On se lança alors dans l’ échange proprement dit. J’avais préparé un protocole d’interview, mais c’était difficile de le ramener sur la ligne prédéfinie à chaque fois, tellement chacun de ses propos était pertinent. On a parlé de long en large de sa vie. Pas trop largement quand même, parce que moins d’une heure c’est ridicule pour aborder la vie de l’homme avec qui l’ère moderne de la musique africaine a commencé. Il m’a confirmé qu’en débarquant à Marseille en 49, il avait effectivement des bâtons de manioc dans son sac, et 3 kilos de café qu’il devait vendre pour financer ses études. Etudes qu’il va vite mettre entre parenthèses pour s’intéresser au piano. Ce qui ne manqua pas de vexer ses parents qui décidèrent de lui couper les vivres. Mais 10 ans plus tard, lorsque les pays Africains accèdent à l’autodétermination, sur la bande son “Indépendance Cha Cha” de Joseph Kabasele, avec Manu Dibango dans la célèbre troupe de l’African Jazz, comme tout le monde, papa et maman tombent sous le charme… De sa voix unique, il raconta aussi tout en riant, le différend avec Michael Jackson concernant la reprise non autorisée de Soul Makossa, précisant que pour le dénouement, un arrangement avait été préféré à un interminable procès. Toujours sans que je ne le questionne sur le sujet, il aborda aussi la question de son âge. Disant que son secret pour ne pas se fatiguer avec le temps, c’était de se considérer comme un débutant, au sens propre du terme parce qu’à chaque époque arrivent de nouveaux codes qu’il faut comprendre pour ne pas avoir l’air ringard. Et qu’ il faisait beaucoup attention à sa santé, car sa plus grande peur n’était “pas la mort, mais d’imaginer qu’un jour je ne puisse pas me lever pour aller jouer au saxophone et pratiquer ma passion” …

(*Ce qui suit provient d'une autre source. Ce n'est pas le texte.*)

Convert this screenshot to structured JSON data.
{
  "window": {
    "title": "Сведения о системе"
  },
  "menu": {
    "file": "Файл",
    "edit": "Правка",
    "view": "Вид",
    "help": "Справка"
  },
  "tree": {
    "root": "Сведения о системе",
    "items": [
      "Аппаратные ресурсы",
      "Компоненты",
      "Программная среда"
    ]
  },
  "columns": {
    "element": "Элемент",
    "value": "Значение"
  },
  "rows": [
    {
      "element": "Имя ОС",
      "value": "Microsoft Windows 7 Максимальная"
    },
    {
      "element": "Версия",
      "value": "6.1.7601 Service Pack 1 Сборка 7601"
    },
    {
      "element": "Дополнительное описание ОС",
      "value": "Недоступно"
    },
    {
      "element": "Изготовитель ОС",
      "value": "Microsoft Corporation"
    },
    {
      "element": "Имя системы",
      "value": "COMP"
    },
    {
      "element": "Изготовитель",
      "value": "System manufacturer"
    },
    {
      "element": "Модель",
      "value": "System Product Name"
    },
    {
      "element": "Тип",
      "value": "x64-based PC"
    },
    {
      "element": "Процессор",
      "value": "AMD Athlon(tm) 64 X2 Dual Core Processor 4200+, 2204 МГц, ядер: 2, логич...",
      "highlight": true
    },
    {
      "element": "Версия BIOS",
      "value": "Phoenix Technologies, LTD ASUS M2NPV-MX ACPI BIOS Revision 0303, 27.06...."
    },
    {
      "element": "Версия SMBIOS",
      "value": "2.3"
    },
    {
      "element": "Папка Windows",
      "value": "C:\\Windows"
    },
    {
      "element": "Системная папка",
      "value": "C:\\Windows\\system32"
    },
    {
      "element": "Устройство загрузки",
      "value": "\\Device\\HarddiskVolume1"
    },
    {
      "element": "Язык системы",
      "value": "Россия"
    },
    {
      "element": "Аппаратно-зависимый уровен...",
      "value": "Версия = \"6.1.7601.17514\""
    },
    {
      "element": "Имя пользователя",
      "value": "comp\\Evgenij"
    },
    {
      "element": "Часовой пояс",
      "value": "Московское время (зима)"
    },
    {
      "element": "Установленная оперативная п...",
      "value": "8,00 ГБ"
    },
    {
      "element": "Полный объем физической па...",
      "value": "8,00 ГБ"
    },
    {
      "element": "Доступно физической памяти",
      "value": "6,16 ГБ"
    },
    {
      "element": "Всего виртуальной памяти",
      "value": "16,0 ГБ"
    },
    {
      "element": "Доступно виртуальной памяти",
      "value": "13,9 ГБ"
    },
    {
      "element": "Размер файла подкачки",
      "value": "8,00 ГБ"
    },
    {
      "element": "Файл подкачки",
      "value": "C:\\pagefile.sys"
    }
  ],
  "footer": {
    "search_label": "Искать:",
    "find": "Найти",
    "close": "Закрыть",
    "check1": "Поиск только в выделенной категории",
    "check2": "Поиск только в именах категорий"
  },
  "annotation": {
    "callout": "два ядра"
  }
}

Voilà comment pendant un peu plus d’une demi-heure, Manu Dibango avait donné le privilège à un animateur de radio sans réputation d’avoir l’une des plus belles expériences de sa carrière. Alors qu’on n’avait aucun rendez-vous préalable, et malgré qu’il était dans le rush de la préparation de son concert, le plus grand ambassadeur de la culture camerounaise dans le monde, venait de sacrifier un temps précieux pour répondre aux questions d’un débutant. C’était pour moi une immense preuve d’humilité de la part de quelqu’un qui avait tout réussi dans la vie. J’ai diffusé cette interview une fois dans mon émission sur la RTM Radio où je travaillais. Malheureusement par la suite, l’équipe technique me fit savoir qu’un virus avait attaqué le serveur du studio, et j’avais ainsi perdu le fichier.

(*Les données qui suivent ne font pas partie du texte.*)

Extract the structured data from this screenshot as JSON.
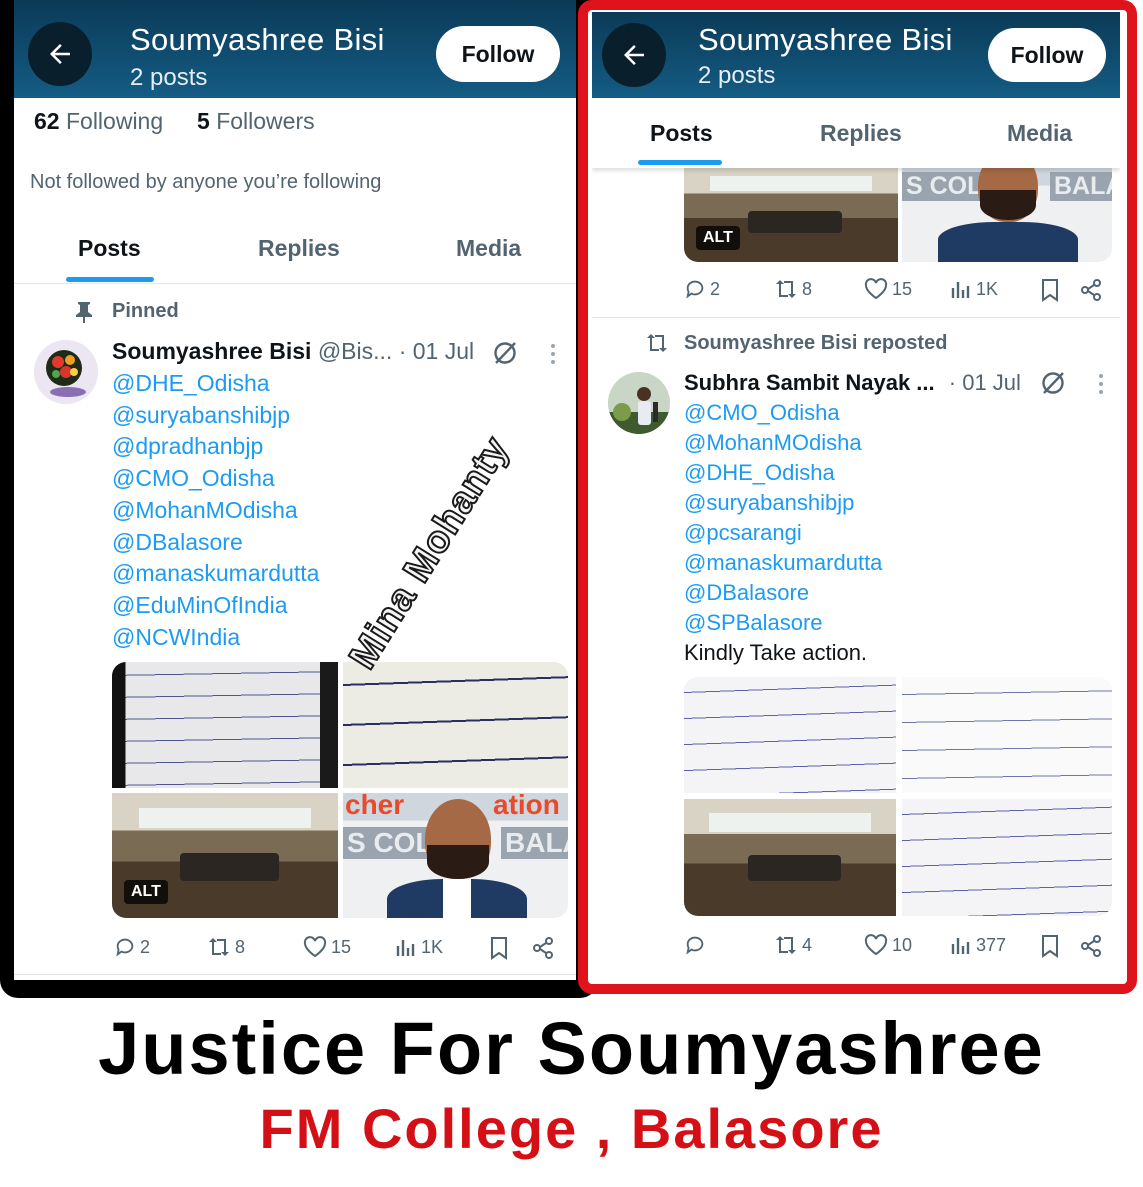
{
  "left_panel": {
    "header": {
      "name": "Soumyashree Bisi",
      "posts": "2 posts",
      "follow_label": "Follow"
    },
    "stats": {
      "following_count": "62",
      "following_label": "Following",
      "followers_count": "5",
      "followers_label": "Followers"
    },
    "not_followed_text": "Not followed by anyone you’re following",
    "tabs": [
      "Posts",
      "Replies",
      "Media"
    ],
    "pinned_label": "Pinned",
    "post": {
      "author": "Soumyashree Bisi",
      "handle": "@Bis...",
      "date": "· 01 Jul",
      "mentions": [
        "@DHE_Odisha",
        "@suryabanshibjp",
        "@dpradhanbjp",
        "@CMO_Odisha",
        "@MohanMOdisha",
        "@DBalasore",
        "@manaskumardutta",
        "@EduMinOfIndia",
        "@NCWIndia"
      ],
      "alt_badge": "ALT",
      "image_text_1": "cher",
      "image_text_2": "ation",
      "image_text_3": "S COLL",
      "image_text_4": "BALA",
      "replies": "2",
      "reposts": "8",
      "likes": "15",
      "views": "1K"
    }
  },
  "right_panel": {
    "header": {
      "name": "Soumyashree Bisi",
      "posts": "2 posts",
      "follow_label": "Follow"
    },
    "tabs": [
      "Posts",
      "Replies",
      "Media"
    ],
    "previous_post": {
      "alt_badge": "ALT",
      "image_text_1": "S COLL",
      "image_text_2": "BALA",
      "replies": "2",
      "reposts": "8",
      "likes": "15",
      "views": "1K"
    },
    "repost_label": "Soumyashree Bisi reposted",
    "post": {
      "author": "Subhra Sambit Nayak ...",
      "date": "· 01 Jul",
      "mentions": [
        "@CMO_Odisha",
        "@MohanMOdisha",
        "@DHE_Odisha",
        "@suryabanshibjp",
        "@pcsarangi",
        "@manaskumardutta",
        "@DBalasore",
        "@SPBalasore"
      ],
      "text": "Kindly Take action.",
      "replies": "",
      "reposts": "4",
      "likes": "10",
      "views": "377"
    }
  },
  "watermark": "Mina Mohanty",
  "caption": {
    "line1": "Justice For Soumyashree",
    "line2": "FM College , Balasore"
  },
  "colors": {
    "header_bg": "#145c84",
    "link_blue": "#1d9bf0",
    "frame_red": "#e0121b",
    "caption_red": "#d41016"
  }
}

Et comme un signe un peu magique de son rayonnement, le mois d’après, en début année 2012, la direction de la chaîne m’a proposé de signer le tout premier contrat de ma carrière … Merci Manu.
Très intéressant LEBONAS !
C’est quand Manu meurt que moi je suis au courant qu’il avait 87 ans. Je me disais qu’il était encore [60-70[ comme ça.
Ce virus qui avait attaqué le serveur mérite la pendaison heinnn.
Merci beaucoup Armel. Eh oui, hélas, le virus faucheur l’a emporté.